A theory of neural dimensionality, dynamics, and measurement.

In many experiments, neuroscientists tightly control behavior, record many trials, and obtain trial-averaged firing rates from hundreds of neurons in circuits containing millions of behaviorally relevant neurons. Dimensionality reduction has often shown that such datasets are strikingly simple; they can be described using a much smaller number of dimensions than the number of recorded neurons, and the resulting projections onto these dimensions yield a remarkably insightful dynamical portrait of circuit computation.~This ubiquitous simplicity raises several profound and timely conceptual questions.

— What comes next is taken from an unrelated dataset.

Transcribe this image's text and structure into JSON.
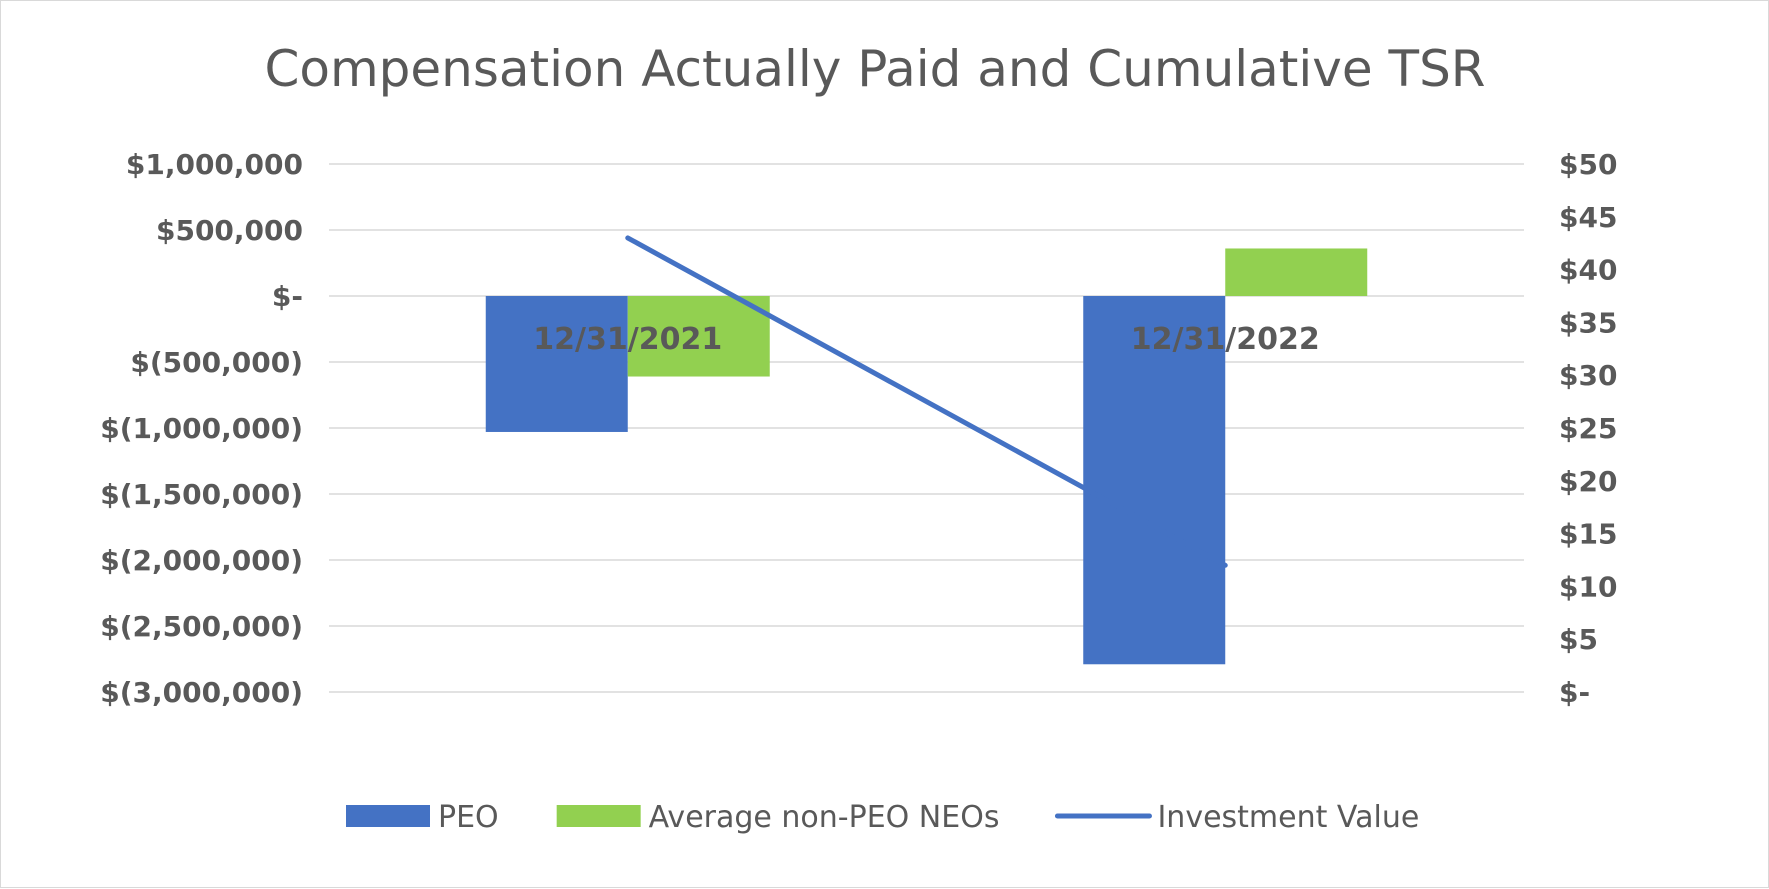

What is the origin of this simplicity and its implications for the complexity of brain dynamics? Would neuronal datasets become more complex if we recorded more neurons? How and when can we trust dynamical portraits obtained from only hundreds of neurons in circuits containing millions of neurons? We present a theory that answers these questions, and test it using neural data recorded from reaching monkeys. ~Overall, this theory yields a picture of the neural measurement process as a random projection of neural dynamics, conceptual insights into how we can reliably recover dynamical portraits in such under-sampled measurement regimes, and quantitative guidelines for the design of future experiments.~Moreover, it reveals the existence of phase transition boundaries in our ability to successfully decode cognition and behavior as a function of the number of recorded neurons, the complexity of the task, and the smoothness of neural dynamics.